In a case that could perhaps only happen in the south of Spain, a judge in Seville has sentenced a defendant to repeatedly tweet the judgement against him for a month.
Luis Pineda, a consumers’ rights organisation head, has been found to have defamed another consumers’ right organisation, Facua, via tweets. He was found to have used Twitter to claim that Facua’s spokesman, Rubén Sánchez, was corrupt, had stolen from members, and committed fraud. The judge found that Pineda had published “humiliating and insulting remarks” which “evidently harmed his honour.”
Accordingly, the judge sentenced Pineda to tweet the judgement for 30 days between the peak Twitter hours of 9am-2pm and 5pm – 10pm along with paying damages and erasing the defamatory tweets.
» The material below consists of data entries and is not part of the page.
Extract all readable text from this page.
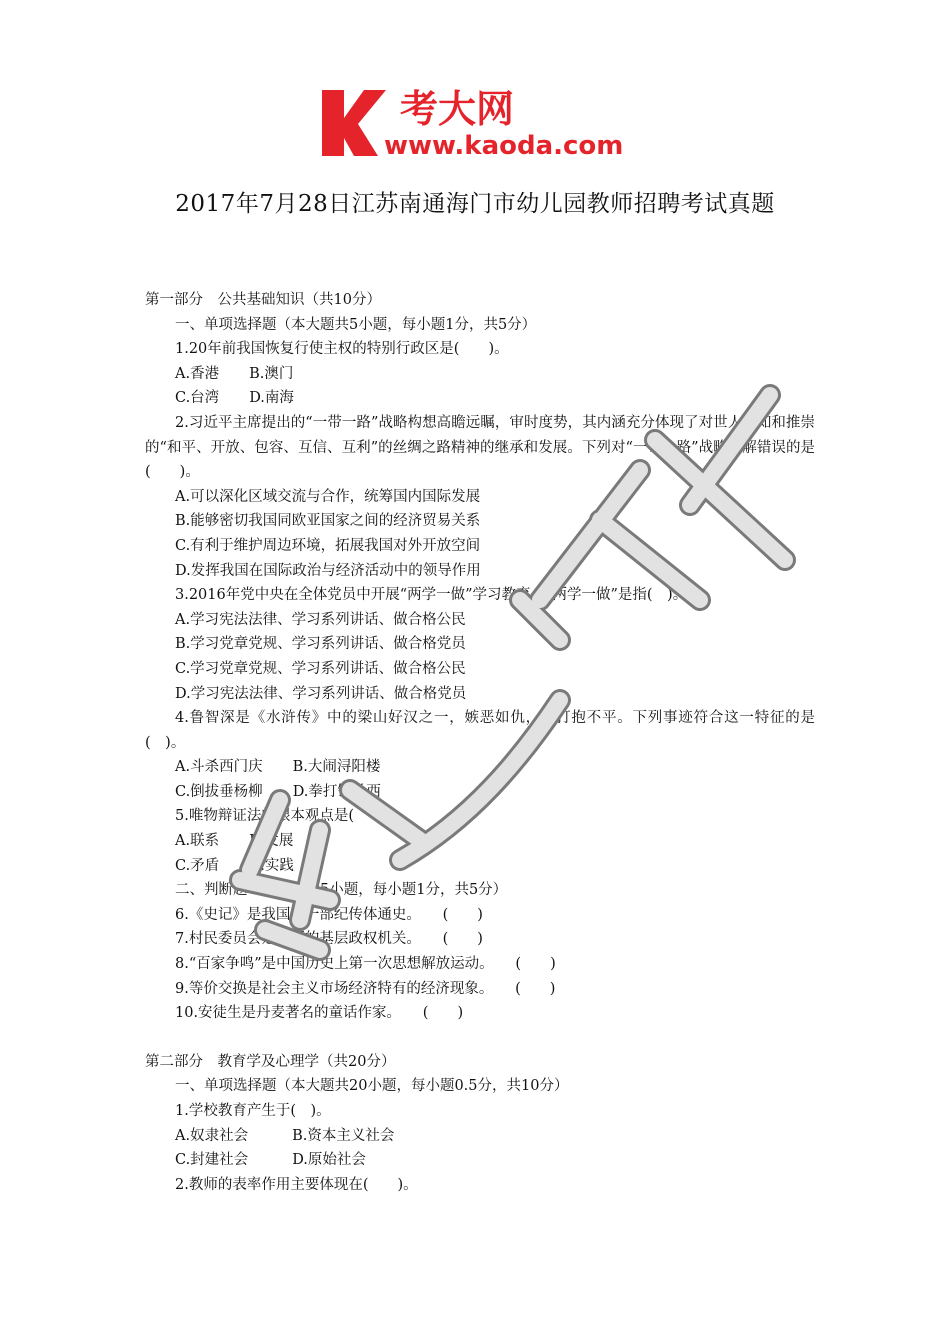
考大网
www.kaoda.com
2017年7月28日江苏南通海门市幼儿园教师招聘考试真题
第一部分　公共基础知识（共10分）
一、单项选择题（本大题共5小题，每小题1分，共5分）
1.20年前我国恢复行使主权的特别行政区是(　　)。
A.香港 B.澳门
C.台湾 D.南海
2.习近平主席提出的“一带一路”战略构想高瞻远瞩，审时度势，其内涵充分体现了对世人共知和推崇的“和平、开放、包容、互信、互利”的丝绸之路精神的继承和发展。下列对“一带一路”战略理解错误的是(　　)。
A.可以深化区域交流与合作，统筹国内国际发展
B.能够密切我国同欧亚国家之间的经济贸易关系
C.有利于维护周边环境，拓展我国对外开放空间
D.发挥我国在国际政治与经济活动中的领导作用
3.2016年党中央在全体党员中开展“两学一做”学习教育。“两学一做”是指(　)。
A.学习宪法法律、学习系列讲话、做合格公民
B.学习党章党规、学习系列讲话、做合格党员
C.学习党章党规、学习系列讲话、做合格公民
D.学习宪法法律、学习系列讲话、做合格党员
4.鲁智深是《水浒传》中的梁山好汉之一，嫉恶如仇，好打抱不平。下列事迹符合这一特征的是(　)。
A.斗杀西门庆 B.大闹浔阳楼
C.倒拔垂杨柳 D.拳打镇关西
5.唯物辩证法的根本观点是(　　)。
A.联系 B.发展
C.矛盾 D.实践
二、判断题（本大题共5小题，每小题1分，共5分）
6.《史记》是我国第一部纪传体通史。　　(　　)
7.村民委员会是我国的基层政权机关。　　(　　)
8.“百家争鸣”是中国历史上第一次思想解放运动。　　(　　)
9.等价交换是社会主义市场经济特有的经济现象。　　(　　)
10.安徒生是丹麦著名的童话作家。　　(　　)
第二部分　教育学及心理学（共20分）
一、单项选择题（本大题共20小题，每小题0.5分，共10分）
1.学校教育产生于(　)。
A.奴隶社会	B.资本主义社会
C.封建社会	D.原始社会
2.教师的表率作用主要体现在(　　)。
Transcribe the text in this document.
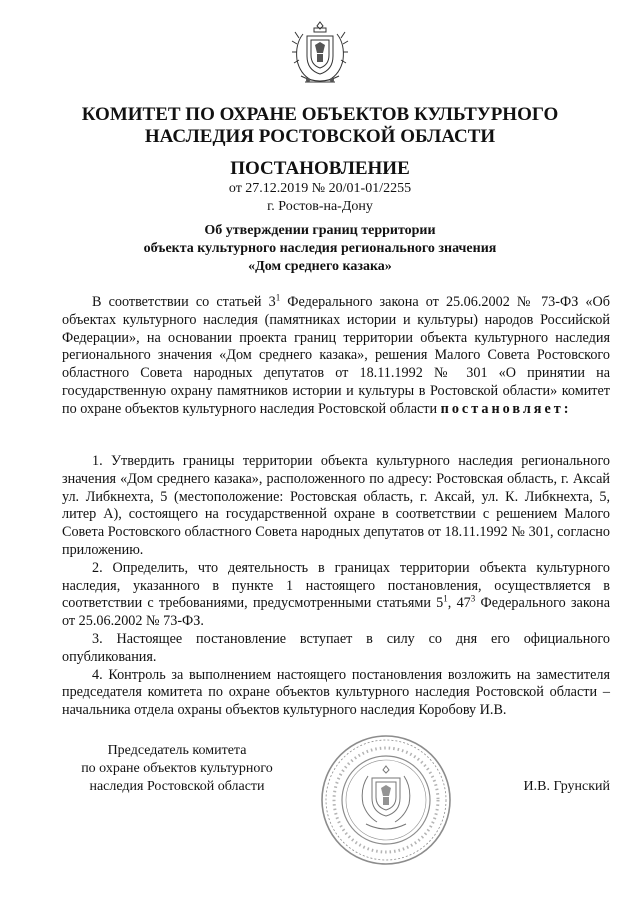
КОМИТЕТ ПО ОХРАНЕ ОБЪЕКТОВ КУЛЬТУРНОГО
НАСЛЕДИЯ РОСТОВСКОЙ ОБЛАСТИ
ПОСТАНОВЛЕНИЕ
от 27.12.2019 № 20/01-01/2255
г. Ростов-на-Дону
Об утверждении границ территории
объекта культурного наследия регионального значения
«Дом среднего казака»

В соответствии со статьей $3^1$ Федерального закона от 25.06.2002 № 73-ФЗ «Об объектах культурного наследия (памятниках истории и культуры) народов Российской Федерации», на основании проекта границ территории объекта культурного наследия регионального значения «Дом среднего казака», решения Малого Совета Ростовского областного Совета народных депутатов от 18.11.1992 № 301 «О принятии на государственную охрану памятников истории и культуры в Ростовской области» комитет по охране объектов культурного наследия Ростовской области постановляет:

1. Утвердить границы территории объекта культурного наследия регионального значения «Дом среднего казака», расположенного по адресу: Ростовская область, г. Аксай ул. Либкнехта, 5 (местоположение: Ростовская область, г. Аксай, ул. К. Либкнехта, 5, литер А), состоящего на государственной охране в соответствии с решением Малого Совета Ростовского областного Совета народных депутатов от 18.11.1992 № 301, согласно приложению.

2. Определить, что деятельность в границах территории объекта культурного наследия, указанного в пункте 1 настоящего постановления, осуществляется в соответствии с требованиями, предусмотренными статьями $5^1$, $47^3$ Федерального закона от 25.06.2002 № 73-ФЗ.

3. Настоящее постановление вступает в силу со дня его официального опубликования.

4. Контроль за выполнением настоящего постановления возложить на заместителя председателя комитета по охране объектов культурного наследия Ростовской области – начальника отдела охраны объектов культурного наследия Коробову И.В.

Председатель комитета
по охране объектов культурного
наследия Ростовской области	И.В. Грунский
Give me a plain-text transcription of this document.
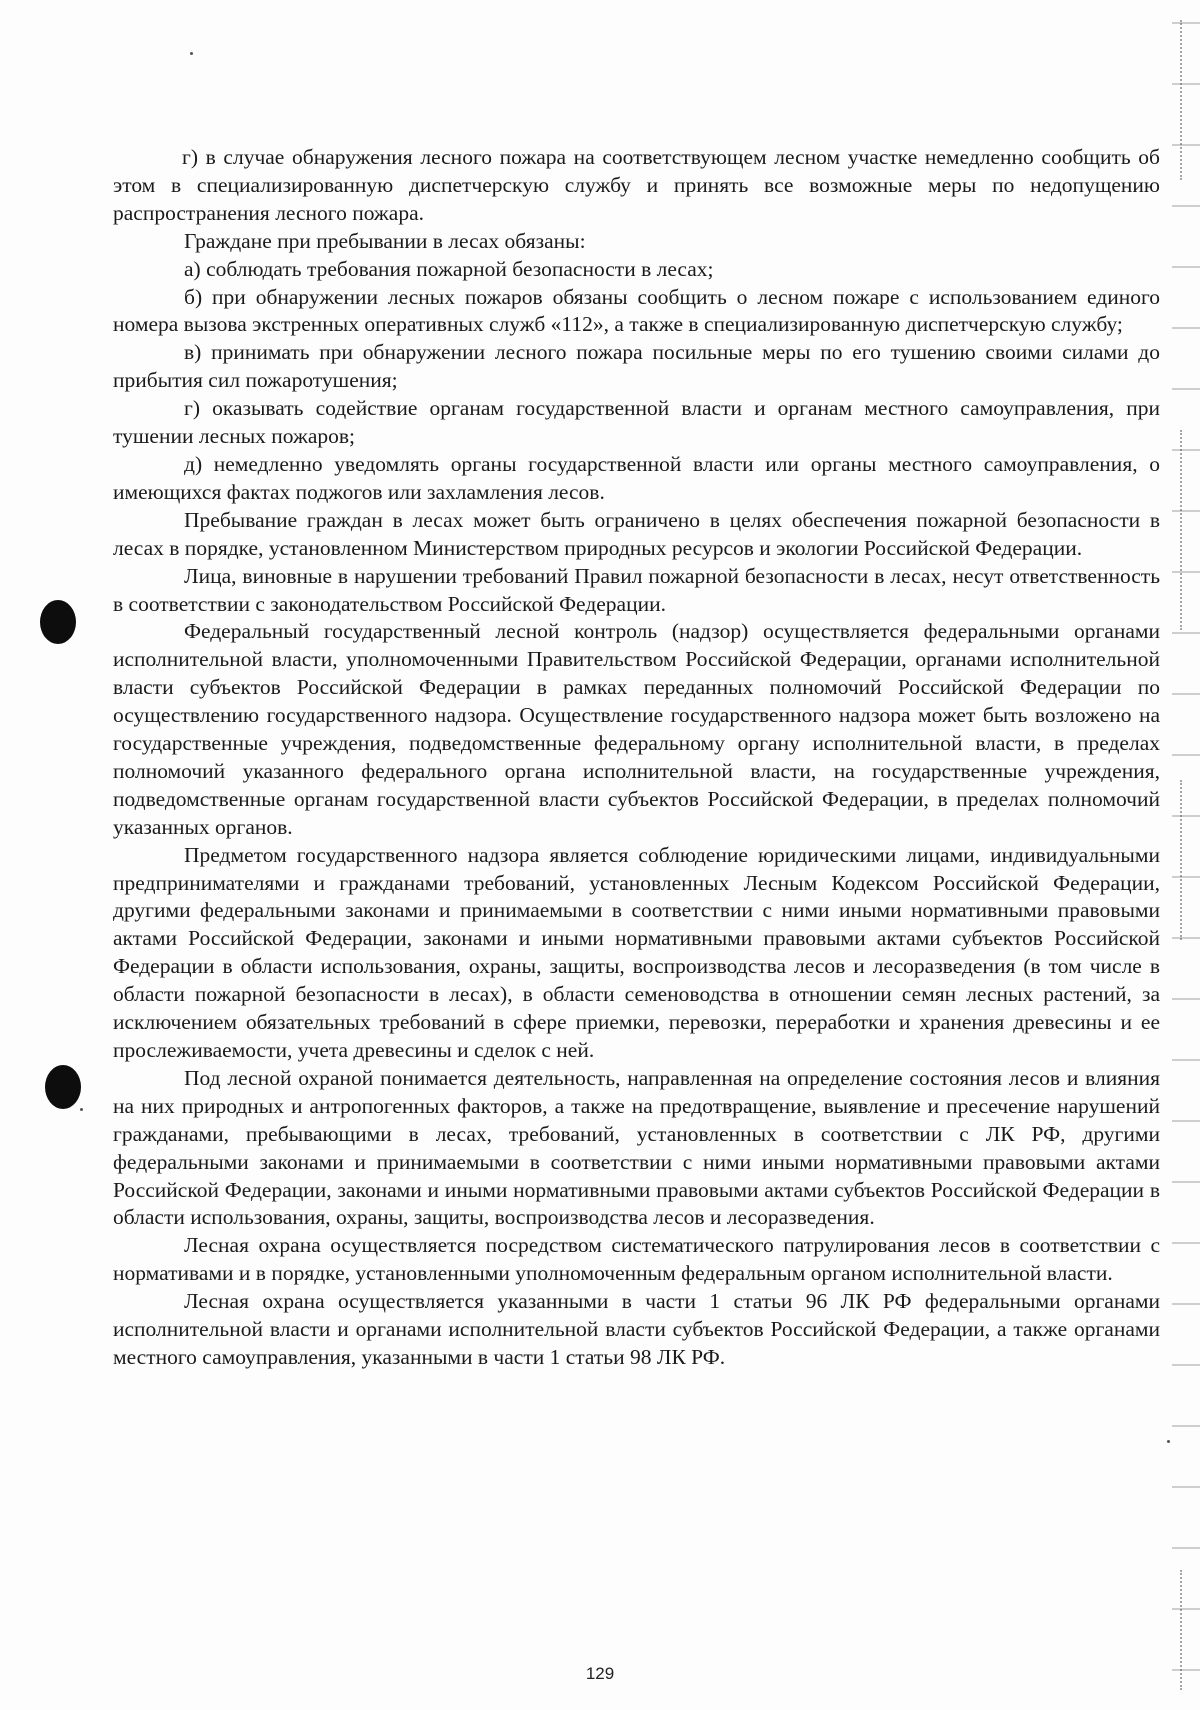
г) в случае обнаружения лесного пожара на соответствующем лесном участке немедленно сообщить об этом в специализированную диспетчерскую службу и принять все возможные меры по недопущению распространения лесного пожара.

Граждане при пребывании в лесах обязаны:

а) соблюдать требования пожарной безопасности в лесах;

б) при обнаружении лесных пожаров обязаны сообщить о лесном пожаре с использованием единого номера вызова экстренных оперативных служб «112», а также в специализированную диспетчерскую службу;

в) принимать при обнаружении лесного пожара посильные меры по его тушению своими силами до прибытия сил пожаротушения;

г) оказывать содействие органам государственной власти и органам местного самоуправления, при тушении лесных пожаров;

д) немедленно уведомлять органы государственной власти или органы местного самоуправления, о имеющихся фактах поджогов или захламления лесов.

Пребывание граждан в лесах может быть ограничено в целях обеспечения пожарной безопасности в лесах в порядке, установленном Министерством природных ресурсов и экологии Российской Федерации.

Лица, виновные в нарушении требований Правил пожарной безопасности в лесах, несут ответственность в соответствии с законодательством Российской Федерации.

Федеральный государственный лесной контроль (надзор) осуществляется федеральными органами исполнительной власти, уполномоченными Правительством Российской Федерации, органами исполнительной власти субъектов Российской Федерации в рамках переданных полномочий Российской Федерации по осуществлению государственного надзора. Осуществление государственного надзора может быть возложено на государственные учреждения, подведомственные федеральному органу исполнительной власти, в пределах полномочий указанного федерального органа исполнительной власти, на государственные учреждения, подведомственные органам государственной власти субъектов Российской Федерации, в пределах полномочий указанных органов.

Предметом государственного надзора является соблюдение юридическими лицами, индивидуальными предпринимателями и гражданами требований, установленных Лесным Кодексом Российской Федерации, другими федеральными законами и принимаемыми в соответствии с ними иными нормативными правовыми актами Российской Федерации, законами и иными нормативными правовыми актами субъектов Российской Федерации в области использования, охраны, защиты, воспроизводства лесов и лесоразведения (в том числе в области пожарной безопасности в лесах), в области семеноводства в отношении семян лесных растений, за исключением обязательных требований в сфере приемки, перевозки, переработки и хранения древесины и ее прослеживаемости, учета древесины и сделок с ней.

Под лесной охраной понимается деятельность, направленная на определение состояния лесов и влияния на них природных и антропогенных факторов, а также на предотвращение, выявление и пресечение нарушений гражданами, пребывающими в лесах, требований, установленных в соответствии с ЛК РФ, другими федеральными законами и принимаемыми в соответствии с ними иными нормативными правовыми актами Российской Федерации, законами и иными нормативными правовыми актами субъектов Российской Федерации в области использования, охраны, защиты, воспроизводства лесов и лесоразведения.

Лесная охрана осуществляется посредством систематического патрулирования лесов в соответствии с нормативами и в порядке, установленными уполномоченным федеральным органом исполнительной власти.

Лесная охрана осуществляется указанными в части 1 статьи 96 ЛК РФ федеральными органами исполнительной власти и органами исполнительной власти субъектов Российской Федерации, а также органами местного самоуправления, указанными в части 1 статьи 98 ЛК РФ.

129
When asked by a Twitter follower when he would begin his 30 days, he replied, “nunca” (never). He also tweeted “Celebrating a judicial victory with a sentence that can be appealed is like celebrating a wedding during the engagement,” foreshadowing his intentions.
It’s difficult not to read the bizarre sentence and see a lot of sense and a hint of ‘playground’ justice. Funnily enough, when dealing with the punitive legal recourse, the general public’s reactions aren’t too far off Sevillian judges. Begging the question: is it the lawyers or the public that are out of touch?